Colorado Attorney General Ken Salazar said there is no evidence that the three requested changes would aid training or the movement of tanks and weapons, as the military claims.
Among other changes, the Pentagon wants to ease the Clean Air Act regarding air pollution from training exercises. It also wants changes in toxic waste laws to let the military avoid cleaning up pollution from munitions used on training ranges.
Salazar said the Defense Department can already get waivers from the laws. He said if Congress adopts more changes, it could limit state authority over the investigation and cleanup of munitions-related contamination on 24 million acres of military land.

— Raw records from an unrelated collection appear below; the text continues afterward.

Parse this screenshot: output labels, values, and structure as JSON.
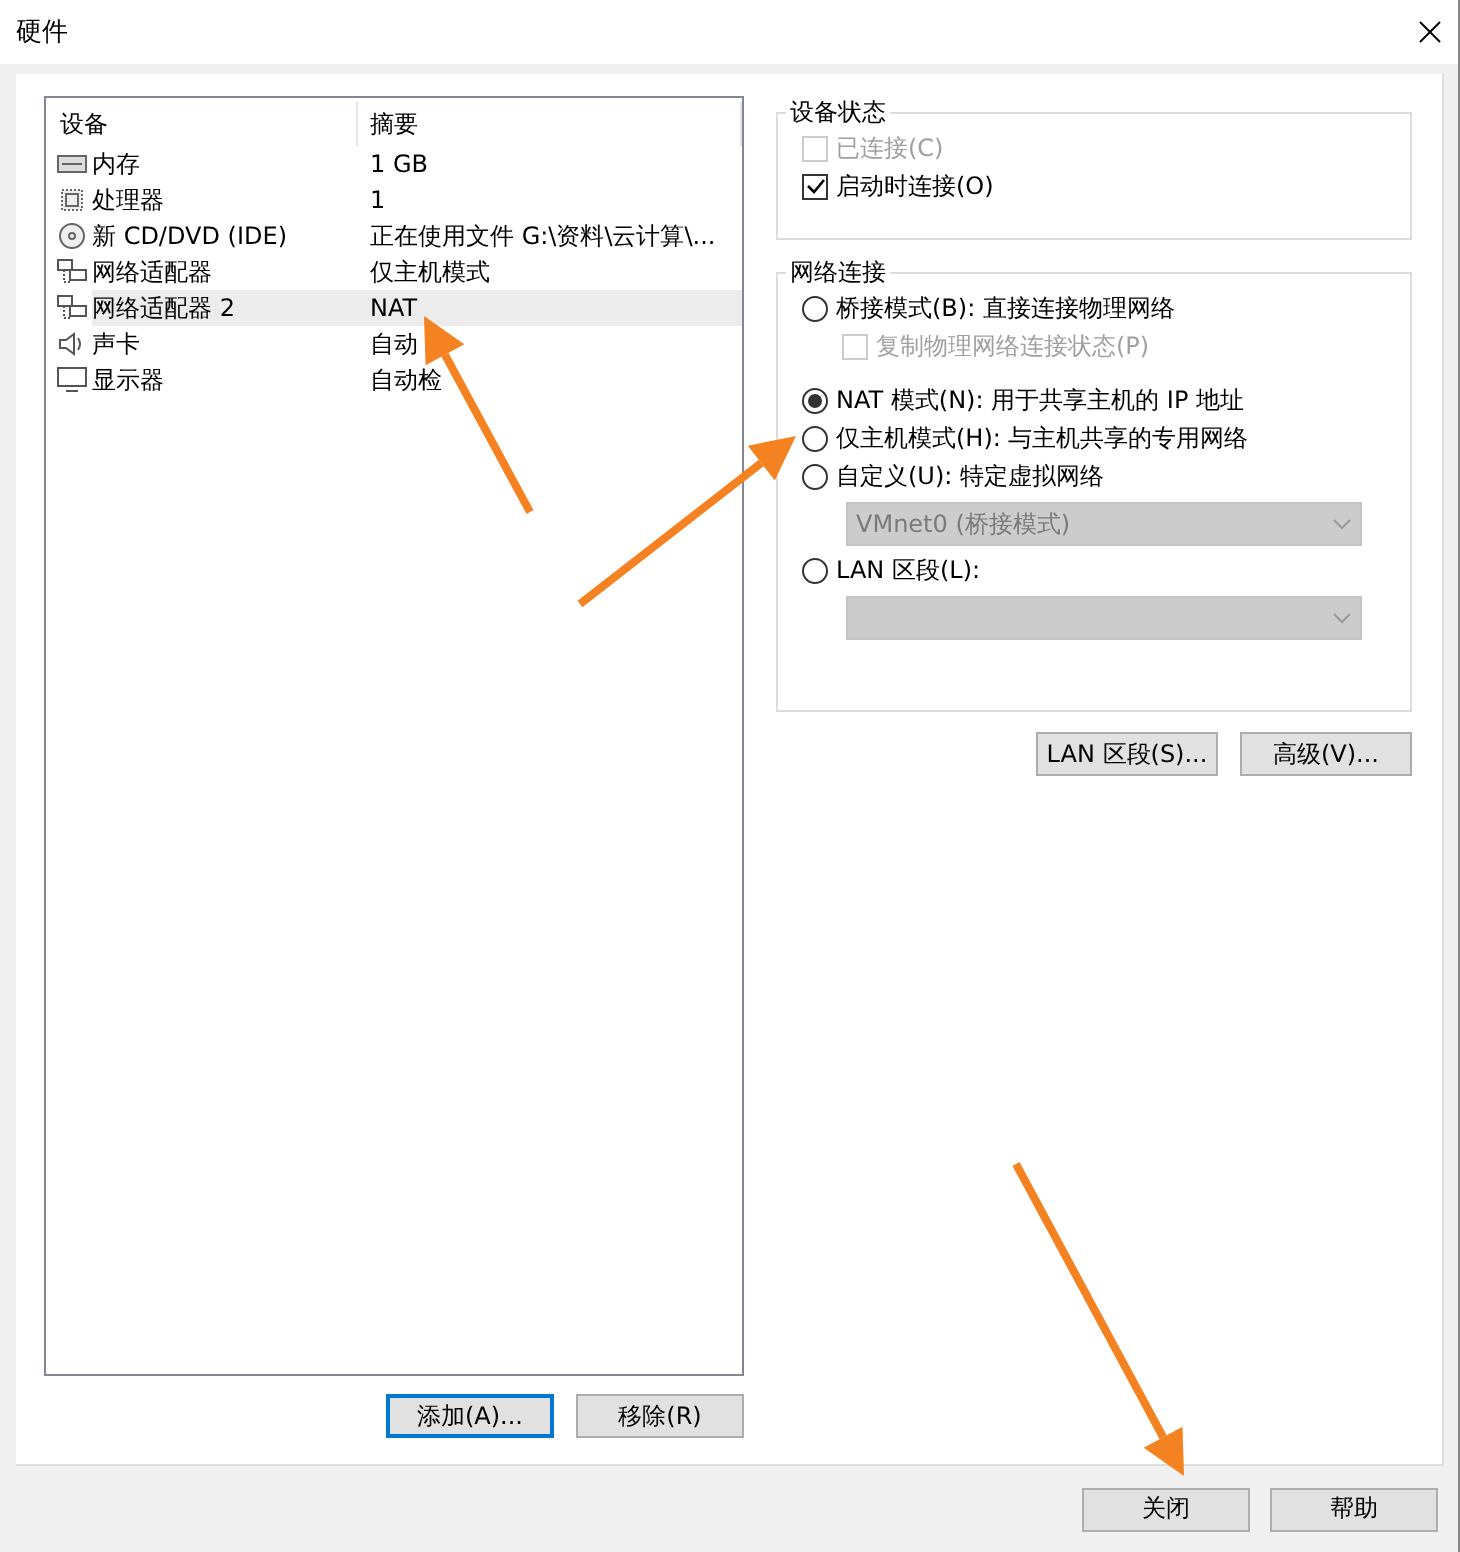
{
  "window": {
    "title": "硬件"
  },
  "device_list": {
    "columns": [
      "设备",
      "摘要"
    ],
    "rows": [
      {
        "kind": "memory",
        "name": "内存",
        "summary": "1 GB",
        "selected": false
      },
      {
        "kind": "cpu",
        "name": "处理器",
        "summary": "1",
        "selected": false
      },
      {
        "kind": "disc",
        "name": "新 CD/DVD (IDE)",
        "summary": "正在使用文件 G:\\资料\\云计算\\...",
        "selected": false
      },
      {
        "kind": "network",
        "name": "网络适配器",
        "summary": "仅主机模式",
        "selected": false
      },
      {
        "kind": "network",
        "name": "网络适配器 2",
        "summary": "NAT",
        "selected": true
      },
      {
        "kind": "sound",
        "name": "声卡",
        "summary": "自动",
        "selected": false
      },
      {
        "kind": "display",
        "name": "显示器",
        "summary": "自动检",
        "selected": false
      }
    ]
  },
  "list_buttons": [
    {
      "label": "添加(A)...",
      "focused": true
    },
    {
      "label": "移除(R)",
      "focused": false
    }
  ],
  "device_status": {
    "title": "设备状态",
    "options": [
      {
        "label": "已连接(C)",
        "checked": false,
        "disabled": true
      },
      {
        "label": "启动时连接(O)",
        "checked": true,
        "disabled": false
      }
    ]
  },
  "network_connection": {
    "title": "网络连接",
    "options": [
      {
        "kind": "radio",
        "label": "桥接模式(B): 直接连接物理网络",
        "selected": false
      },
      {
        "kind": "checkbox",
        "label": "复制物理网络连接状态(P)",
        "checked": false,
        "disabled": true
      },
      {
        "kind": "radio",
        "label": "NAT 模式(N): 用于共享主机的 IP 地址",
        "selected": true
      },
      {
        "kind": "radio",
        "label": "仅主机模式(H): 与主机共享的专用网络",
        "selected": false
      },
      {
        "kind": "radio",
        "label": "自定义(U): 特定虚拟网络",
        "selected": false
      },
      {
        "kind": "select",
        "value": "VMnet0 (桥接模式)",
        "disabled": true
      },
      {
        "kind": "radio",
        "label": "LAN 区段(L):",
        "selected": false
      },
      {
        "kind": "select",
        "disabled": true
      }
    ]
  },
  "network_buttons": [
    "LAN 区段(S)...",
    "高级(V)..."
  ],
  "footer_buttons": [
    "关闭",
    "帮助"
  ]
}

Susan LeFever, director of the Sierra Club's Rocky Mountain chapter, said the military is using concern over national security to get around pollution laws.
The attorneys general said 40 military installations have tested positive for perchlorate used in rocket fuel and for various explosives.

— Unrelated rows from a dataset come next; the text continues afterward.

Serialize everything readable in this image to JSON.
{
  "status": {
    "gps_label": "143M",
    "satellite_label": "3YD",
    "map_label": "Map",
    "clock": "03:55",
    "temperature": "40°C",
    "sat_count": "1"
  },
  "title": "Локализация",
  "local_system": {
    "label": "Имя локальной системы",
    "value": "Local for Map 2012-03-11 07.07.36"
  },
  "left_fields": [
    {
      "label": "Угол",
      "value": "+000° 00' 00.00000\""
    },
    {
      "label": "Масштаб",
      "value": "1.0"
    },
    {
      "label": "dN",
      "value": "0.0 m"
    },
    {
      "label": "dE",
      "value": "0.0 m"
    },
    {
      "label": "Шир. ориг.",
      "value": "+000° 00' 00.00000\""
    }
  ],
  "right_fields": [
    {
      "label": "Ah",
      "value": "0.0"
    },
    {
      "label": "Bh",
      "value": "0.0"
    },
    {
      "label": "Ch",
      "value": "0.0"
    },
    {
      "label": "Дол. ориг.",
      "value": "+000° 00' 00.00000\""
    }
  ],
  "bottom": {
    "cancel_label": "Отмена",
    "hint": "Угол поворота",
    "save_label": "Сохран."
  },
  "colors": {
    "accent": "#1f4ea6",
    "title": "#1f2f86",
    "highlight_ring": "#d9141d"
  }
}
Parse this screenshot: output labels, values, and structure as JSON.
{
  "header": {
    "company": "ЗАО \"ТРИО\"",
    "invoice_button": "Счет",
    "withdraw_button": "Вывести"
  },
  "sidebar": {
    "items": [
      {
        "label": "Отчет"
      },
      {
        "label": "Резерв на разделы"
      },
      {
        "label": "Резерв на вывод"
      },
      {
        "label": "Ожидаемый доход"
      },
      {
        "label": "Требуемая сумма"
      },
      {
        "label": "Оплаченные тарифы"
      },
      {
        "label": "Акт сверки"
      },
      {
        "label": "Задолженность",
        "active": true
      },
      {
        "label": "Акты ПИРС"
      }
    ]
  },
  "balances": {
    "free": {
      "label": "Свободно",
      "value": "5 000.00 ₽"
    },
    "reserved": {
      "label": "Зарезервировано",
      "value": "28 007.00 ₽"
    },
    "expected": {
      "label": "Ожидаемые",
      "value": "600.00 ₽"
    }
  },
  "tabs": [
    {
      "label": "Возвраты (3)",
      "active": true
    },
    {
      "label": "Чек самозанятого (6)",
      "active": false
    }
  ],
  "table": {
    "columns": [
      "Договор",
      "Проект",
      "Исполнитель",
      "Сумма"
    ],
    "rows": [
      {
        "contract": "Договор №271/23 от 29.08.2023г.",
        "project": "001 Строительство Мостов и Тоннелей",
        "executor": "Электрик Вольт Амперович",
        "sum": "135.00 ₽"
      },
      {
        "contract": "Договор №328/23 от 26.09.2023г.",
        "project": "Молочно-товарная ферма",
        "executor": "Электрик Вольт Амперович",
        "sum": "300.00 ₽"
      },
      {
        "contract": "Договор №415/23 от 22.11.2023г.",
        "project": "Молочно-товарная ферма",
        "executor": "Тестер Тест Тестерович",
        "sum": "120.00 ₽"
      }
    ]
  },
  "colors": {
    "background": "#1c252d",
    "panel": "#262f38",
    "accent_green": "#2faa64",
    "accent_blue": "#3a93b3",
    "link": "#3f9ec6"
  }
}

Reached late Monday, a Pentagon spokeswoman referred questions to a statement on the Pentagon Web site, which says the military wants Congress to clarify that environmental laws cannot be used to close testing and training ranges.
"These ranges have specifically been set aside for the purpose to train our military and to test our weapon systems," Deputy Undersecretary Paul Mayberry says on the site. "Past court cases have threatened to close down our military training, and that readiness risk is unacceptable whether we are a nation at war or a nation preparing for war."

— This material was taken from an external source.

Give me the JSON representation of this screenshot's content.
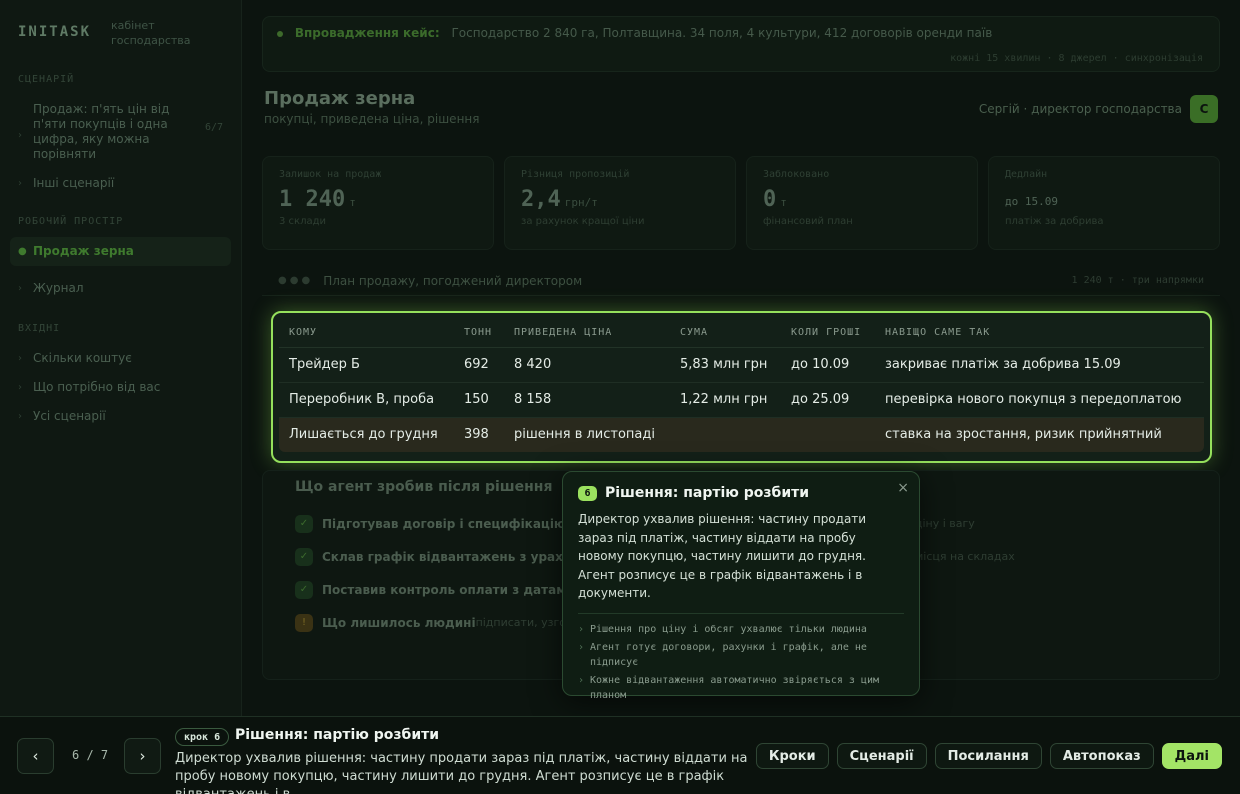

Salazar's spokesman, Ken Lane, said Colorado, Idaho, Washington and Utah launched the campaign against easing environmental restrictions four years ago and other states have signed on.
He said 11 states did not participate: Some missed deadlines, while others, like Tennessee, did not agree with the protest.
The Pentagon first sent a wish-list of eight proposals to Congress in 2002. Congress passed three of the items that year and two the next, exempting the Defense Department from parts of the Migratory Bird Treaty Act, the Endangered Species Act and the Marine Mammal Protection Act.
The Pentagon says its latest proposals "would confirm — not change — the regulatory policy of the last two administrations and a majority of the states."
According to the EPA, sometimes military training activities have been suspended to allow testing that has revealed significant problems.
In 1997, training was halted at Massachusetts' Camp Edwards.
"It was the first time in our country's history that military training activities had been halted due to environmental and public health concerns," the EPA says. "The groundwater study, which is ongoing, has produced evidence of serious groundwater and soil contamination from training with munitions, from unexploded ordnance and from disposal of munitions and other hazardous materials."
At least 90 military bases are on the Superfund list of contaminated sites, from Lackland Air Force Base in Texas to Glasgow Air Force Base in Montana.